I have proceeded to subdue the manuscript to a native English speaker that has extensively modified the text.
I hope that this new version will be clearer and easier to be read.
Kind regards
Reviewer 2 Report
The authors present a systematic literature review assessing the association between adenoid hypertrophy and chronic rhinosinusitis.
Recommend that the authors proofread the manuscript prior to submission as this has detracted greatly from being able to review the paper adequately. Significant changes to the text are required – usage of commas, avoidance of colloquialisms.
The study methodology is sound, and the relevant literature is covered. Certainly the data/review could be better synthesised but overall ok
Major revision is required before acceptance.
Certain examples provided below
Shorter paragraphs
Line 207: it’s not a simple colonizing bacterium
Line 211: avoid colloquialisms such as “even” - They even demonstrated that Staphylococcus Aureus was frequently a cause of AH and not only responsible for a simple colonization
Line 224 does not make sense
Line 261: capitalisation
Inappropriate capitalisation of words and some not – see line 200-201 for bacterial names; more standardisation across the text required.
Author Response
Dear Editor and Reviewer,
We are submitting the reviewed version of our article “Adenoidal disease and chronic rhinosinusitis in children. Is there a link?”.
Thank you for your interesting comments and for your efforts to improve our manuscript.
Recommend that the authors proofread the manuscript prior to submission as this has detracted greatly from being able to review the paper adequately. Significant changes to the text are required – usage of commas, avoidance of colloquialisms.

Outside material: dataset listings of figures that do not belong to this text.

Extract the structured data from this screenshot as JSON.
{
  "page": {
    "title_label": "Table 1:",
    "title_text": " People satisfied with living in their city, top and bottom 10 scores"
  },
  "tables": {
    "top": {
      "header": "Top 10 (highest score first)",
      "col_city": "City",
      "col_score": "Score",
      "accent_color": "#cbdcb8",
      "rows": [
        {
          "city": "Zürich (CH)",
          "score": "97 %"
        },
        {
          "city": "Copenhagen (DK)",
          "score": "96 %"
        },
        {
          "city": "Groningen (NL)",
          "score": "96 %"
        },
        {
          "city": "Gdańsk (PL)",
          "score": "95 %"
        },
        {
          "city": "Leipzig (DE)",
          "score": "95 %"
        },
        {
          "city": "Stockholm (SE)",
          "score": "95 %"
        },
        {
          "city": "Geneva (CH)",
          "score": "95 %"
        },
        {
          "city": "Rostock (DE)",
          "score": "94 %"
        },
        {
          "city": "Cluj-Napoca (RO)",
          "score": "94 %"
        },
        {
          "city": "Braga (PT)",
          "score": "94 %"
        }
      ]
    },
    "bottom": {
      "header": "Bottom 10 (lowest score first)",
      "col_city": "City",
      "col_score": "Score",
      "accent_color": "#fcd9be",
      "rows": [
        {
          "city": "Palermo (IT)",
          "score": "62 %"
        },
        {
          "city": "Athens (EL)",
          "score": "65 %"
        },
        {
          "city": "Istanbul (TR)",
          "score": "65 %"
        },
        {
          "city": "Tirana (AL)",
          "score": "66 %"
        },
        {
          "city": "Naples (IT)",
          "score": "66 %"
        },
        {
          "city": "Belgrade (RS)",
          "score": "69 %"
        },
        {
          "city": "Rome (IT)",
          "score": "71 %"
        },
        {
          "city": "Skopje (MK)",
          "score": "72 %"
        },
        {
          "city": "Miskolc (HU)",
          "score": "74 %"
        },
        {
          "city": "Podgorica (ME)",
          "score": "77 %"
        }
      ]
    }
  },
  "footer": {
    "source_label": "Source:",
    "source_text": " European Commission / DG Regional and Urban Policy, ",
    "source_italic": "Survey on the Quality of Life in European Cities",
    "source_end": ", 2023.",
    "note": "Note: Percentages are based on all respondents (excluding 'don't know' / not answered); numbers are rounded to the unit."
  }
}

Line 207: it’s not a simple colonizing bacterium
Line 211: avoid colloquialisms such as “even” - They even demonstrated that Staphylococcus Aureus was frequently a cause of AH and not only responsible for a simple colonization
Line 224 does not make sense
Following the reviewer indications, we have we submitted the manuscript to a native English speaker that has extensively modified the text, removing colloquialism and inappropriate language. The main modifications are underlined in the text in order to make easier the review.
Inappropriate capitalisation of words and some not – see line 200-201 for bacterial names; more standardisation across the text required.
We have proceeded to a complete review of the manuscript to improve standardisation, particularly concerning bacteria nomenclature.
We hope that you will appreciate the manuscript's improvement and that you’ll find it worthy of your readership. Thank you again for your insightful suggestions.